In 2019, in conjunction with Gov. Jim Justice’s $2.8 billion Roads to Prosperity program, Gov. Justice and the WVDOH launched the Secondary Roads Initiative, which specifically targets the roads West Virginians drive on every day for previously underfunded maintenance work.
The initiative helped the WVDOH return to what state Transportation Secretary Jimmy Wriston, P.E., calls the “roots” of the WVDOH as a maintenance organization to take care of existing infrastructure, and allowed for an increased emphasis on core maintenance.
Core maintenance includes milling and filling potholes to keep roads smooth, clearing ditches to keep water off roadways, removing brush and trees from overhead to allow the sun in to dry off wet roads, and stabilizing gravel roads. WVDOH has also worked to increase the capability of its workforce, providing equipment and training necessary to use its own crews for paving and pile wall drilling projects in addition to those let to contractors in order to pave more miles and repair more slides.
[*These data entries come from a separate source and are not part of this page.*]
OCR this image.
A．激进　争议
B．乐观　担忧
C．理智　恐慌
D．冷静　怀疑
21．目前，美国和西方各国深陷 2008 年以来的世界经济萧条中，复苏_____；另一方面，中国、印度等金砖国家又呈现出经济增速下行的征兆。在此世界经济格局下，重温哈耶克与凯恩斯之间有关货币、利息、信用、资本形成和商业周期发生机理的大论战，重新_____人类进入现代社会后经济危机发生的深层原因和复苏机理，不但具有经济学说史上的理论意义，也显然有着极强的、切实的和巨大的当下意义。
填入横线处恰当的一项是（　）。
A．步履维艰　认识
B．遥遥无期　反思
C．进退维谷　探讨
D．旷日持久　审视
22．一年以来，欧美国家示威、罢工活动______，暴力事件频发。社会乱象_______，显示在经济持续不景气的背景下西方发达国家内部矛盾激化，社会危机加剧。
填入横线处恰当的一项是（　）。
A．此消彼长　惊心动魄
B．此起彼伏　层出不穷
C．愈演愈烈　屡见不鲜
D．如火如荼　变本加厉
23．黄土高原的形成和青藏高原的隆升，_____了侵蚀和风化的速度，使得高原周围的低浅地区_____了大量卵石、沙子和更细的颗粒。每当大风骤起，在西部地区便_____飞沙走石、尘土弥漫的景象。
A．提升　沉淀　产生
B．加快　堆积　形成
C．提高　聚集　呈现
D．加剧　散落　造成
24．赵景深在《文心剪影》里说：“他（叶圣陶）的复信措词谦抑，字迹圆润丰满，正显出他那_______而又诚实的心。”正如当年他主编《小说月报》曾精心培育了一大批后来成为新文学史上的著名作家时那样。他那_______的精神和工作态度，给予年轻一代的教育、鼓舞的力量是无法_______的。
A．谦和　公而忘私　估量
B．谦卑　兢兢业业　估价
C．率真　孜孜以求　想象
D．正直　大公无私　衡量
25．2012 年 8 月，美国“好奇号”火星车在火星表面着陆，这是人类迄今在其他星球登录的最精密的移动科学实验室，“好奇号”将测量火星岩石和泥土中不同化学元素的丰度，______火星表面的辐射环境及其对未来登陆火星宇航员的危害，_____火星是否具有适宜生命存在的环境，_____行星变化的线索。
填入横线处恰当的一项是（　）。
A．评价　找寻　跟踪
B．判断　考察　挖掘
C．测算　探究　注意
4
Since 2019, Gov. Justice and the West Virginia Legislature have provided the WVDOH in more than $477 million in supplemental budget appropriations and budget transfers for highway maintenance.
According to a report issued by the West Virginia Legislative Auditor’s office, the spending on maintenance is paying off.
“Overall, the recent emphasis placed on maintenance will benefit the state for years to come,” legislative auditors concluded. “Recent maintenance efforts made by the WVDOH, and additional funding provided by the Legislature has allowed the state to perform additional necessary overdue roadway maintenance. Underfunding of roadway maintenance is not just an issue plaguing West Virginia, but an issue the nation is facing.”
“We are getting more efficient,” Wriston told the Legislature’s Post Audits Subcommittee during legislative interim meetings in December. “We have returned to our roots.”
In the meeting, Wriston was asked about the audit results. “This is telling us that our folks are doing a good job,” he said.
In 2022, in partnership with West Virginia Tourism, WVDOH debuted three Mountain Rides scenic routes; Seneca Skyway, Capitol Circle, and Cranberry Corridor. Ribbons were cut on major projects including the much anticipated Nitro WWI Memorial Bridge. WVDOH broke its record for tree canopy clearing with 170 acres cleared during a season. With an increase in work zones of all types and sizes in all 55 counties, WVDOH is encouraging drivers to remain alert in every work zone, every time. While the pace of work continues to speed up, motorists are encouraged to slow down.